Internet users’ searches also offer a snapshot of disease trends. Google says results from its Flu Trends initiative closely match the data collected by the US Centers for Disease Control and Prevention. The search engine group runs a similar project to track dengue fever activity in Latin America and south Asia.
Even though social media are a rich source of intelligence on the spread of disease, they are not yet a substitute for more conventional methods of gathering information. One issue, say experts, is the provenance of the data.
“Evaluating data for epidemiology is not just about taking raw data,” says Ken Eames, a lecturer at the London School of Hygiene and Tropical Medicine. “The problem with social media information is that it is often anonymous, and you may not know so much about its source, so the value for epidemiology may be limited.”
Mr Eames is involved in running Flusurvey.org, a website that tracks the spread of the illness throughout the UK. Rather than monitoring social media, Flusurvey relies on registered users to supply details about when and where they are sick.

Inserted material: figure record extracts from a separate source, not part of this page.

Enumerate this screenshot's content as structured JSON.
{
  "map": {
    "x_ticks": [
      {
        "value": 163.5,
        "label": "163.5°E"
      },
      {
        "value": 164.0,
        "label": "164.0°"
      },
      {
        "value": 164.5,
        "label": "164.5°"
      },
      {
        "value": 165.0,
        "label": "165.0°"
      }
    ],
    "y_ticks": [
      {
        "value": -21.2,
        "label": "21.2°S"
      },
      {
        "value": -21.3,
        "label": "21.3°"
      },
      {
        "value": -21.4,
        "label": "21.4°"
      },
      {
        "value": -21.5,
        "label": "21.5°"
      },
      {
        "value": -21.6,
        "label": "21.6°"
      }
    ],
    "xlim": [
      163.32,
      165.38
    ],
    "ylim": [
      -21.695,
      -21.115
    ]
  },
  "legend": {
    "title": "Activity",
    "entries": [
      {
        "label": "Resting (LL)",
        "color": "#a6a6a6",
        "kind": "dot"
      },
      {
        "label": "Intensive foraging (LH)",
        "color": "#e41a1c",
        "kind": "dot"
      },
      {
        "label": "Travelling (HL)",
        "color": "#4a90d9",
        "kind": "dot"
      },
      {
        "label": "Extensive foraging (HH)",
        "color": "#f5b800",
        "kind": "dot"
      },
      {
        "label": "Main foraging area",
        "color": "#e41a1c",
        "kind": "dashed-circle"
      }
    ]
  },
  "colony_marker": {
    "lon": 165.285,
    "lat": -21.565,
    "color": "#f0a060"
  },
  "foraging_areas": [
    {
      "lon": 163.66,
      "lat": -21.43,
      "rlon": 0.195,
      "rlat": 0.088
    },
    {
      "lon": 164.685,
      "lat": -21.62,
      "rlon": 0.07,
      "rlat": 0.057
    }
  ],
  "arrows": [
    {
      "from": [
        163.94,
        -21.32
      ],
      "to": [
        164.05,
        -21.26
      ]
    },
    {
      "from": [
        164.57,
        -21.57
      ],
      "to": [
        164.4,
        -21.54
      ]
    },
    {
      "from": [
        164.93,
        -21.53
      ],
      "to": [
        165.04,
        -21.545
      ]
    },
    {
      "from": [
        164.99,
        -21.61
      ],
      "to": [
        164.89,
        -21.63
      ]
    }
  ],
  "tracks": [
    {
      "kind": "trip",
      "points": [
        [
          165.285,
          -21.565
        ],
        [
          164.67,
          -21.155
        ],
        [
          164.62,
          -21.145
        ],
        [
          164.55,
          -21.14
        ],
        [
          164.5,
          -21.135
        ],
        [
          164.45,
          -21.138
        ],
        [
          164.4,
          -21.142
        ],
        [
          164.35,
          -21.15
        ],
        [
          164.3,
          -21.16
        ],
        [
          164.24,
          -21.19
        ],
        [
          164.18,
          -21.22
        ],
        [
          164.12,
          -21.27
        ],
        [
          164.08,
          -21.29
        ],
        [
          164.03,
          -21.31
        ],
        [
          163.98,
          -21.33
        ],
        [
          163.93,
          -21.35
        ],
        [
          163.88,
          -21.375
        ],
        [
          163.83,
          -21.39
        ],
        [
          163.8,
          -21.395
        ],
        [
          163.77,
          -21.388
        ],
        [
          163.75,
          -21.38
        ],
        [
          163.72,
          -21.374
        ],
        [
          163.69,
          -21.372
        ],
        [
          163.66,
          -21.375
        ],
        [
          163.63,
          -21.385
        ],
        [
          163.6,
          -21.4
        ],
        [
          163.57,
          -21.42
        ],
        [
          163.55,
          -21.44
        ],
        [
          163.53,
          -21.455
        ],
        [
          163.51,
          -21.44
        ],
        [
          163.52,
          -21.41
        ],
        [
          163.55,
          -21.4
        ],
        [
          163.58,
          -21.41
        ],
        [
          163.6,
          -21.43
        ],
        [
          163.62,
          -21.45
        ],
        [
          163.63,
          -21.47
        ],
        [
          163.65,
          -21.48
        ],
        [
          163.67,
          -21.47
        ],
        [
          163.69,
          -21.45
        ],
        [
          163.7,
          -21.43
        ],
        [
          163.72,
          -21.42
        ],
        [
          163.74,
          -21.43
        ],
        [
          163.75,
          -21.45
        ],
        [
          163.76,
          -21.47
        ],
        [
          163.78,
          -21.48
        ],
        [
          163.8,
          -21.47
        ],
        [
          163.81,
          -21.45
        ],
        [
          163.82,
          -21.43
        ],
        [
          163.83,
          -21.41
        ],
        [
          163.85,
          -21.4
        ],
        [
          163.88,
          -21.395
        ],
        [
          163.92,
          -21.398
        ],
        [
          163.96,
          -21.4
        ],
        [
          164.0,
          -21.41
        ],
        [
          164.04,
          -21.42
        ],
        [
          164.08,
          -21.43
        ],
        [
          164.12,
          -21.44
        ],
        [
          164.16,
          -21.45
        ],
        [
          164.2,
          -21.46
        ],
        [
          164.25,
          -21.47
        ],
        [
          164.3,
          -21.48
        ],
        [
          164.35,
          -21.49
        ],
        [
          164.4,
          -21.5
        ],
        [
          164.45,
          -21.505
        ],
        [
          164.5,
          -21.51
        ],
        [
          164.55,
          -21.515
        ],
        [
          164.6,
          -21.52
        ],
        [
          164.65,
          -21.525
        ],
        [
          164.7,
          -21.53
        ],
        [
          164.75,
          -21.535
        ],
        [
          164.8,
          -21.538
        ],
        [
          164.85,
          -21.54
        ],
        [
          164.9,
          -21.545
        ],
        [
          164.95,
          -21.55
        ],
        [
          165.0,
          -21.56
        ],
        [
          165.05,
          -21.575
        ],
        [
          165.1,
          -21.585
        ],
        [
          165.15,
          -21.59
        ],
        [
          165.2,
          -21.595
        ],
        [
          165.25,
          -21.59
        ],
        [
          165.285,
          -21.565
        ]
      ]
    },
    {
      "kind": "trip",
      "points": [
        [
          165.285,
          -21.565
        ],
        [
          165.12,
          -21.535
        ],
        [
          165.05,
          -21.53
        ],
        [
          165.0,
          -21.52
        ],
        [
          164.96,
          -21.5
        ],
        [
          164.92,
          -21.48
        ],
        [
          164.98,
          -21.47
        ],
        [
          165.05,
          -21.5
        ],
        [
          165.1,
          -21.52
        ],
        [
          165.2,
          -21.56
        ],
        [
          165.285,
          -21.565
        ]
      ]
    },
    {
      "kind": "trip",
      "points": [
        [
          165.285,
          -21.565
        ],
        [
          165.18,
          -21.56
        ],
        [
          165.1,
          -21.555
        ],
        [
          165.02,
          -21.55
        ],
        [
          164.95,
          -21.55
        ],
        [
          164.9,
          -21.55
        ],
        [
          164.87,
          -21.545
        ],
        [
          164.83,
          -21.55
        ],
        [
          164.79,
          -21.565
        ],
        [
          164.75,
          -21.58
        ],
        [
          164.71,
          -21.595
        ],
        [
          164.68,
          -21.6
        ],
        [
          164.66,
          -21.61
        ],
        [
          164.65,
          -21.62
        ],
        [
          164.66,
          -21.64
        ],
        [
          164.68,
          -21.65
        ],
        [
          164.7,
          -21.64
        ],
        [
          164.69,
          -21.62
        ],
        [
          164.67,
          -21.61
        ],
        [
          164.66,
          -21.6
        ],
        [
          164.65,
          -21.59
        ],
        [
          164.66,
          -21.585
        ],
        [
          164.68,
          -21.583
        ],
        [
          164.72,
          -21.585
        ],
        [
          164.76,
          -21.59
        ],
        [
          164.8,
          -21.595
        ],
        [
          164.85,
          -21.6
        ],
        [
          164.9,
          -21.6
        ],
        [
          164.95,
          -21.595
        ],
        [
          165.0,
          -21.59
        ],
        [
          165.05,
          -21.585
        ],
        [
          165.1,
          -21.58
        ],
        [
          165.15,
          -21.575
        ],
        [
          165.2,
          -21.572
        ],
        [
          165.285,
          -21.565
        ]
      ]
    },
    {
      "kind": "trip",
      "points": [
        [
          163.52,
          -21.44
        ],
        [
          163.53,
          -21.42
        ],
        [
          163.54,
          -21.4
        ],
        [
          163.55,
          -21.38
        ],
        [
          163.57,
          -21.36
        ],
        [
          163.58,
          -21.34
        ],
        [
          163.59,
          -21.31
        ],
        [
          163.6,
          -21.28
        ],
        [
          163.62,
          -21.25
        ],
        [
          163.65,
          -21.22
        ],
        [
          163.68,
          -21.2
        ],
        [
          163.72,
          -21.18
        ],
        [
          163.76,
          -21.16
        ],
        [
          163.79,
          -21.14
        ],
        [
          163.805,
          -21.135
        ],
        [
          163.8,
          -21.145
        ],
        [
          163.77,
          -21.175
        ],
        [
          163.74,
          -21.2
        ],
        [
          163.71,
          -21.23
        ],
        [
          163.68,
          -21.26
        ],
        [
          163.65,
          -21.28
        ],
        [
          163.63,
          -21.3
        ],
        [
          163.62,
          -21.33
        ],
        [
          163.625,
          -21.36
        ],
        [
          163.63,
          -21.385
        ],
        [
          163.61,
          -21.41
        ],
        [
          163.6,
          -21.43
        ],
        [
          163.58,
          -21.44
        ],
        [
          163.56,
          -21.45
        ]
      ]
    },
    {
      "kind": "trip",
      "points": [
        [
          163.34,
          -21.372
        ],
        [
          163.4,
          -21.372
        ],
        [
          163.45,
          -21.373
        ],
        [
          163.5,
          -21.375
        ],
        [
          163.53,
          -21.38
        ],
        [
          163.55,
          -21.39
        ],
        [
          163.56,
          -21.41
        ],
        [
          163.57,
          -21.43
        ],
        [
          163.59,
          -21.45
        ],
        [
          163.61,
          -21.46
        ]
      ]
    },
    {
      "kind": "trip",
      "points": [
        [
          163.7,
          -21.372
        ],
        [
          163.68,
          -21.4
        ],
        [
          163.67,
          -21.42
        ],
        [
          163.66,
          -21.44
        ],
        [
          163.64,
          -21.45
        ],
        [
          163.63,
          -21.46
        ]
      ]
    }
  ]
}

The project, now in its fourth year, has sister sites that cover the Netherlands, Belgium, Portugal, Italy, Austria, Germany, Switzerland, France and Sweden, so data from all the countries can be compared.
Mr Eames says: “The advantage of [an online system] is that it does not dependent on anyone going to hospital to report their infection, which is the way this sort of information has traditionally been collected. And we get a lot of very useful extra information, such as whether people went to see a doctor, whether they took time off work and whether they took medicines.”
Nevertheless, Mr Eames is an advocate of using social media to gather health data. “The great amount of data available from Twitter is bound to be a great resource for tracking diseases,” he says. “Another value of something like Twitter is that it can get just about everywhere to gather data, and get an idea of people’s location.”
At Sickweather, Mr Dodge believes there is plenty more that can be done with social media data to learn about disease. “We really want to open up to other languages, as right now we are only using English,” he says.
He also believes social media could be harnessed to provide valuable insights into illnesses such as cancer.
“We would like to see what social media can reveal that has not been revealed yet from other studies,” Mr Dodge says. “How environment impacts on chronic illness, for example, or other factors such as weather and travel. I think a lot could be learnt from comparing other data to the information we’ve gathered from social media.”